Ataques foram lançados contra posto militar da União Africana, que está presente no país para manter governo interino no poder

Duas explosões deixaram pelo menos oito mortos nesta quinta-feira no aeroporto de Mogasdício, capital da Somália, segundo moradores.

Testemunhas disseram que um militante suicida atirou um carro-bomba contra um posto militar da União Africana, em frente ao aeroporto, e uma segunda explosão foi ouvida logo depois dentro do terminal. Em seguida, segundo esses relatos, houve um tiroteio.

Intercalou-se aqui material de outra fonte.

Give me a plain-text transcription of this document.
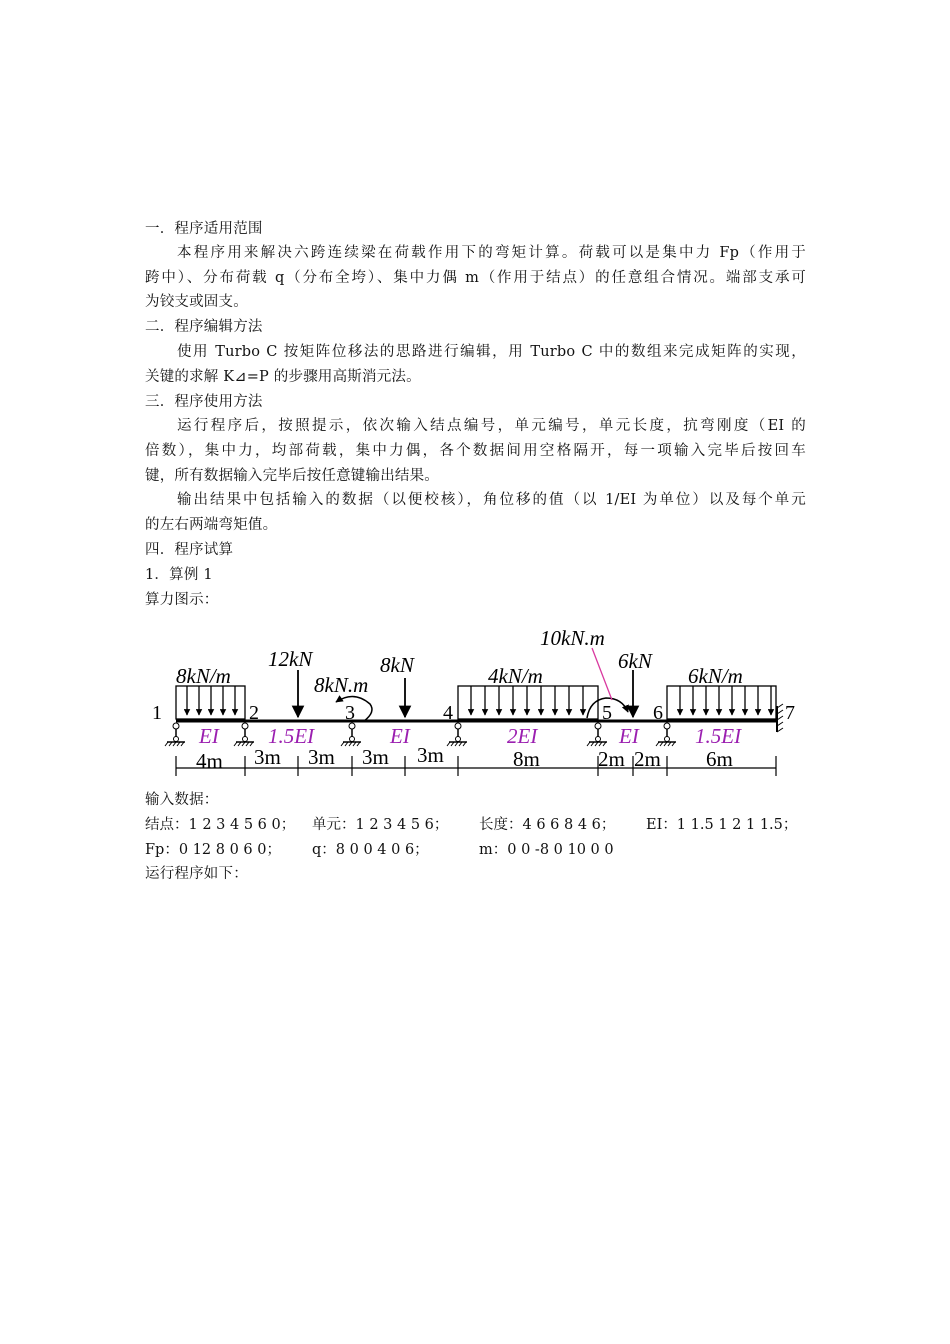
一．程序适用范围
本程序用来解决六跨连续梁在荷载作用下的弯矩计算。荷载可以是集中力 Fp（作用于
跨中）、分布荷载 q（分布全垮）、集中力偶 m（作用于结点）的任意组合情况。端部支承可
为铰支或固支。
二．程序编辑方法
使用 Turbo C 按矩阵位移法的思路进行编辑，用 Turbo C 中的数组来完成矩阵的实现，
关键的求解 K⊿=P 的步骤用高斯消元法。
三．程序使用方法
运行程序后，按照提示，依次输入结点编号，单元编号，单元长度，抗弯刚度（EI 的
倍数），集中力，均部荷载，集中力偶，各个数据间用空格隔开，每一项输入完毕后按回车
键，所有数据输入完毕后按任意键输出结果。
输出结果中包括输入的数据（以便校核），角位移的值（以 1/EI 为单位）以及每个单元
的左右两端弯矩值。
四．程序试算
1．算例 1
算力图示：
8kN/m
12kN
8kN.m
8kN	4kN/m
10kN.m
6kN
6kN/m
1	2	3	4	5 6	7
EI 1.5EI	EI	2EI	EI	1.5EI
4m 3m 3m 3m 3m	8m	2m 2m 6m
输入数据：
结点：1 2 3 4 5 6 0； 单元：1 2 3 4 5 6； 长度：4 6 6 8 4 6； EI：1 1.5 1 2 1 1.5；
Fp：0 12 8 0 6 0； q：8 0 0 4 0 6；	m：0 0 -8 0 10 0 0
运行程序如下：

Dois corpos são vistos em frente de aeroporto de Mogadíscio após ataques
AP
Dois corpos são vistos em frente de aeroporto de Mogadíscio após ataques
"O carro investiu violentamente contra o posto das tropas da Amisom (missão de paz africana) na porta do aeroporto", disse o comerciante Mohammed Abdi à Reuters, acrescentando que era possível ver colunas de fumaça preta se erguendo. A polícia confirmou o ataque.

Na quarta-feira, o governo interino da Somália havia alertado para uma onda de atividade rebelde, por causa do fim do mês islâmico do Ramadã, dedicado ao jejum.

"Vi quatro soldados da União Africana sendo levados sangrando na porta (do aeroporto)", disse Abdi. "Pelo menos oito corpos, a maioria de soldados, estavam caídos no chão."

Uganda e Burundi têm cerca de 7 mil soldados em Mogadíscio, com a principal tarefa de proteger o presidente, o porto marítimo e o aeroporto de ataques de insurgentes islâmicos. O governo somali na prática domina apenas poucos quarteirões da capital.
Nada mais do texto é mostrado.